Tegenover een park wonen heeft onmiskenbare voordelen
maar dan zijn er – zoals een geleerde voetballer met zeer christelijke
initialen al wist – onvermijdelijk ook nadelen aan verbonden en een ervan is
dat parken behoorlijk luidruchtig kunnen zijn. En dan heb ik het helaas niet
over het zomerse ochtendgefluit van onze gevederde vrienden en ook niet over de
gettoblasters waarmee de plaatselijke hangjongeren hun outdoor drankverbruik
luister bijzetten en zelfs niet, al valt het mij al wat lastiger om het daar niet over te hebben, over de talrijke
luidruchtige festiviteiten die in het park worden georganiseerd: ik ben vóór
het versterken van het sociaal weefsel in de buurt, maar men moet zich toch
eens afvragen waarom dat tegenwoordig altijd met tot schier ondraaglijk volumes
opgeschroefde popmuziek moet gaan.
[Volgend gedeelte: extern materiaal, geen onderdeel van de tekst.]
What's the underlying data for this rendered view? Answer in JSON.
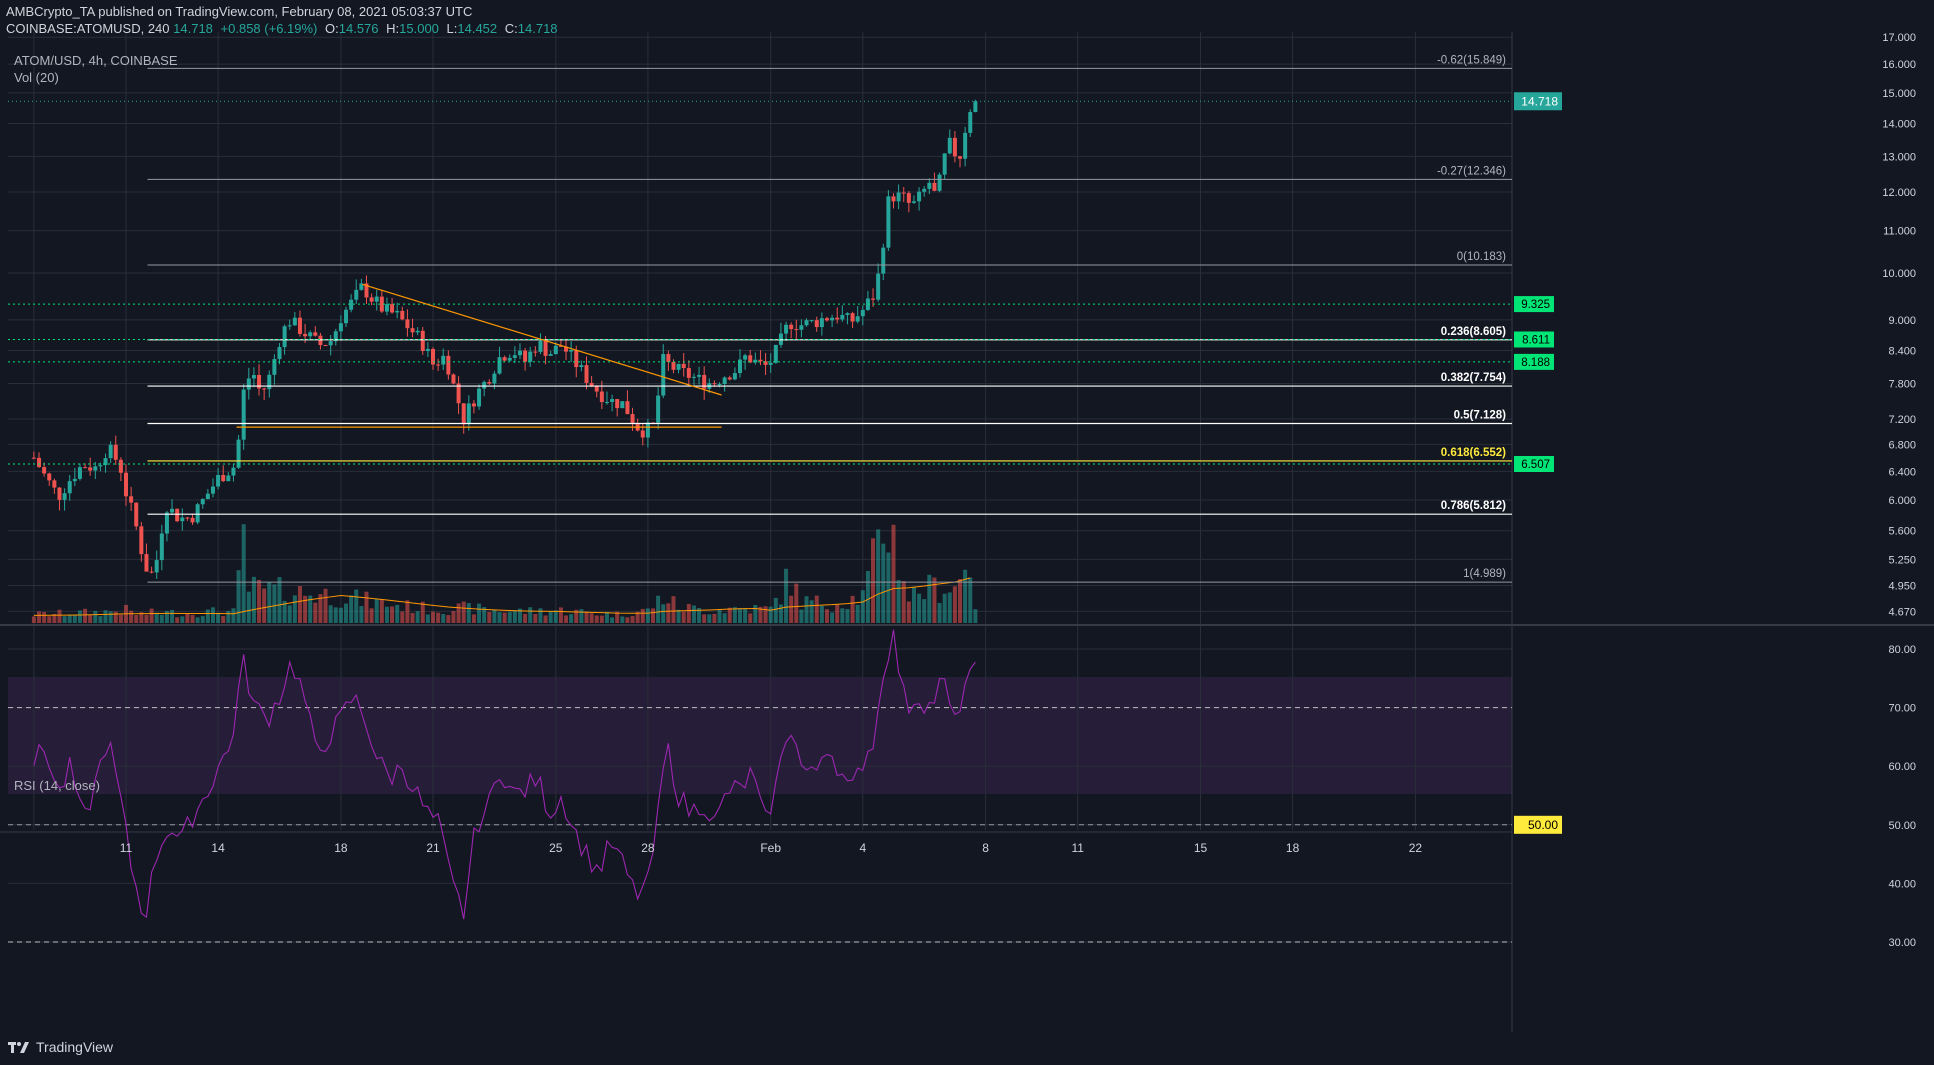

Maar goed. Neen, ik heb het over de talrijke
onderhoudsbewerkingen in het park die met lawaai gepaard gaan en in de herfst
zijn dat, achtereenvolgens, het met een blazer verzamelen van de geruisloos afgevallen
bladeren, het met een grote zuiger verwijderen van het op die manier op hopen
opgeblazen kruinafval, en vervolgens het opschrobben van de parkeerstrook naast
het park met een met twee cirkelvormige schuurborstels uitgeruste
schrobmachine. Elke bewerking neemt minstens een halve dag in beslag – en laat
dat dan uitgerekend de halve dagen zijn dat ik thuis ben.